Wednesday, 19 March 2014
CERPEN : BELAJAR JADI KORUPTOR
Arloji di pergelangan tanganku menunjukkan pukul 13.00. Terik matahari yang menyengat. Arus kendaraan sepanjang jalan pahlawan, kawasan simpang lima Semarang terlihat agak tersendat. Beberapa polisi terlihat siaga di depan gedung DPRD Semarang. Lengkap dengan laras panjang di tangan.
Aku menyeka peluh di wajah. Kuabaikan terik matahari yang mengguyur panas siang ini. Debu-debu dan asap knalpot kendaraan terasa berebut menampar wajahku. Berbaur dengan penat yang menggantung di sekujur tubuh.
“Bebaskan Semarang dan Jawa Tengah dari sarang koruptoooooorrrrr………”
Kulihat Alfian, lantang meneriakkan orasinya. Microphone yang di stel keras-keras, ternyata masih kalah dengan kebisingan arus kendaraan yang melintas.
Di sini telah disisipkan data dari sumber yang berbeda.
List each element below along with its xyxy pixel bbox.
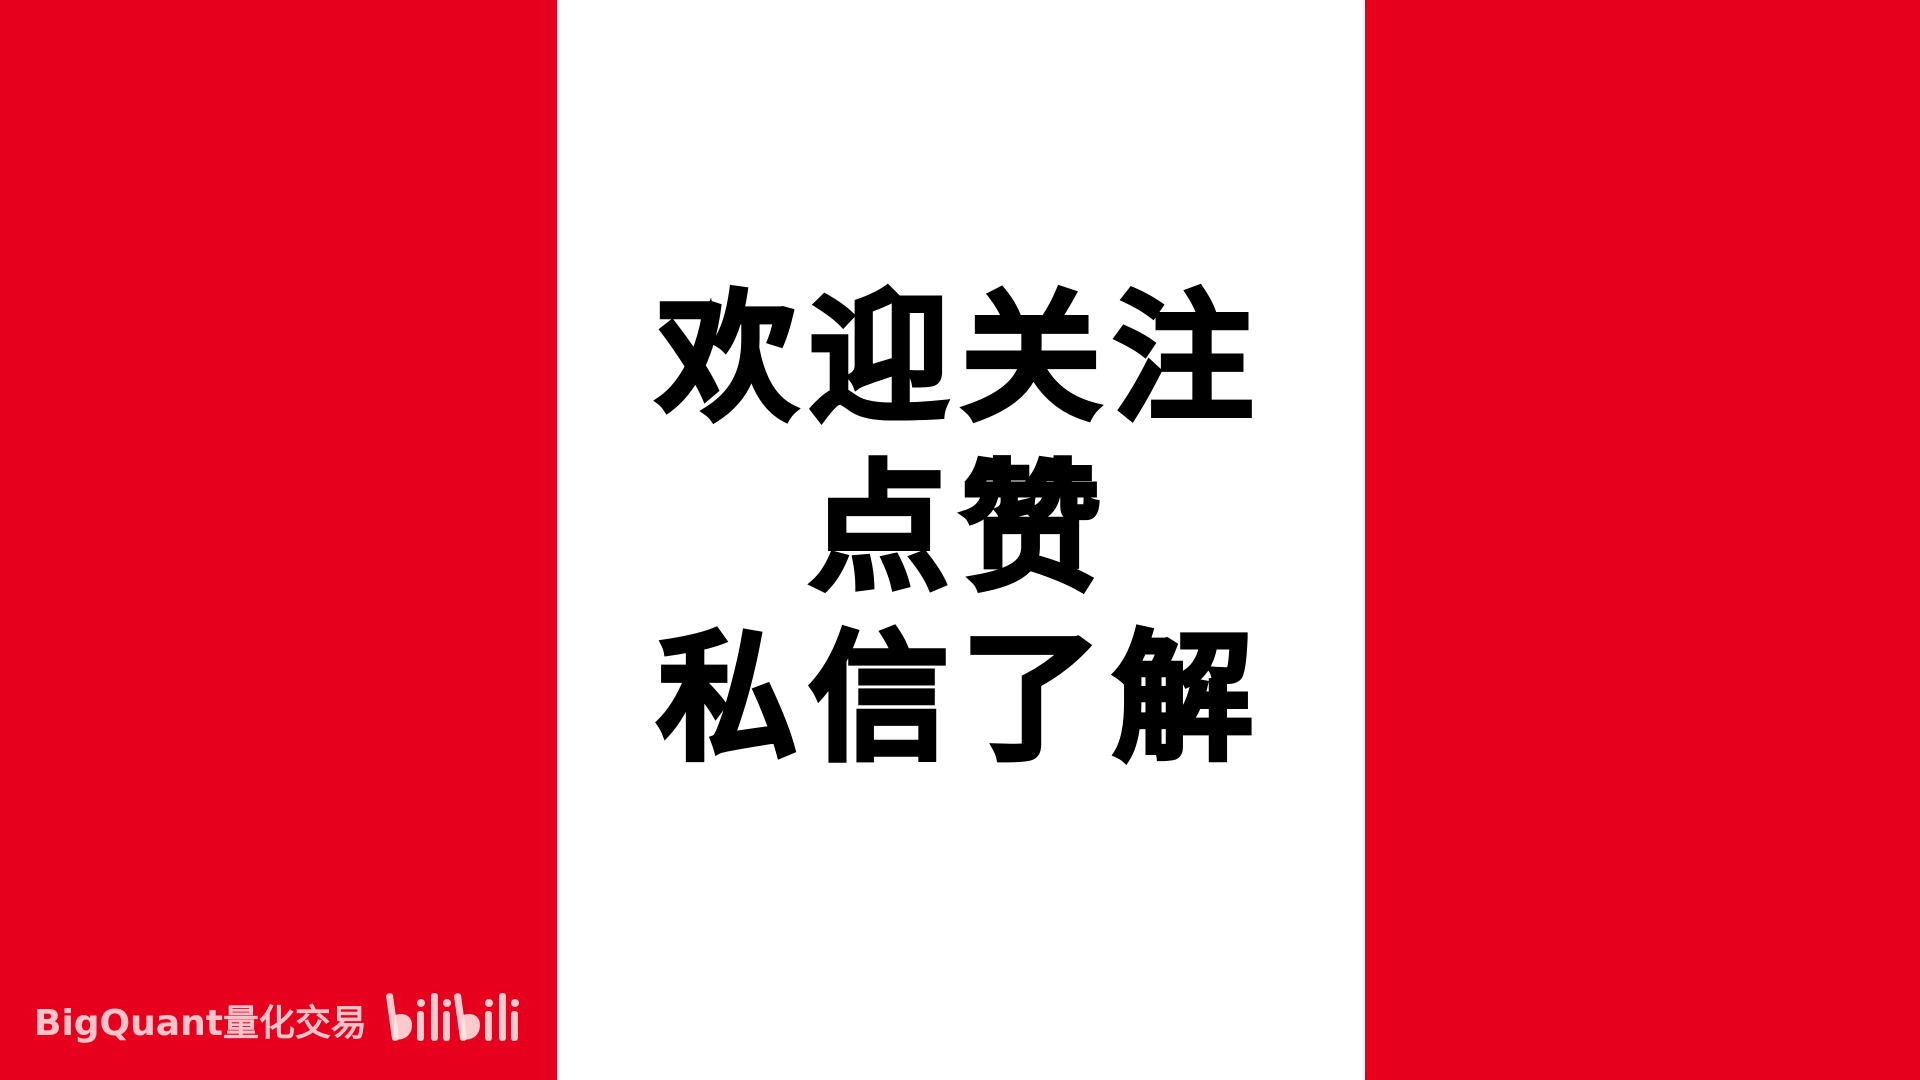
left-red-panel bbox=[0, 0, 557, 1080]
message-line-dm: 私信了解 bbox=[655, 618, 1265, 781]
right-red-panel bbox=[1365, 0, 1920, 1080]
message-line-follow: 欢迎关注 bbox=[655, 278, 1265, 441]
message-line-like: 点赞 bbox=[807, 448, 1113, 611]
bilibili-logo-icon bbox=[386, 993, 519, 1041]
center-white-panel: 欢迎关注 点赞 私信了解 bbox=[557, 0, 1365, 1080]
call-to-action-message: 欢迎关注 点赞 私信了解 bbox=[655, 278, 1265, 781]
watermark-channel-name: BigQuant量化交易 bbox=[34, 1003, 367, 1044]
channel-watermark: BigQuant量化交易 bbox=[34, 990, 525, 1050]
“Apa jadinya anak cucu kalian nanti..????? Jika dari tangan kalian sendiri selalu mengajari kita untuk jadi koruptor…???? Mamakan uang rakyat….!!!!”
Wajah tegangku terus tertuju pada Alfian dengan segala oratornya. Lantang dan tegas. Alfian yang terus meneriakkan orasi diikuti oleh suara “setujuuuuuuu…..” dari para peserta aksi lainnya. Gabungan Badan Eksekutif Mahasiswa seluruh Semarang. Tumpah ruah memenuhi jalan Pahlawan, Kawasan Simpang lima, pusat kota Semarang.
Teriakan-teriakan Alfian selalu penuh semangat. Meski sebenarnya jika kurasa hanya menambah kebisingan di jalan ini. Suara lantang yang jelas terdengar hanya oleh para pengguna jalan dan masyarakat kecil yang kebetulan melintas. Tidak sampai pada sasaran utama agenda aksi kali ini. Bapak ibu anggota DPRD Semarang yang sekarang mungkin lagi santai menikmati istirahat siangnya. Di ruangan ber-AC yang kedap dari suara-suara di luar. Termasuk suara orasi dari Alfian.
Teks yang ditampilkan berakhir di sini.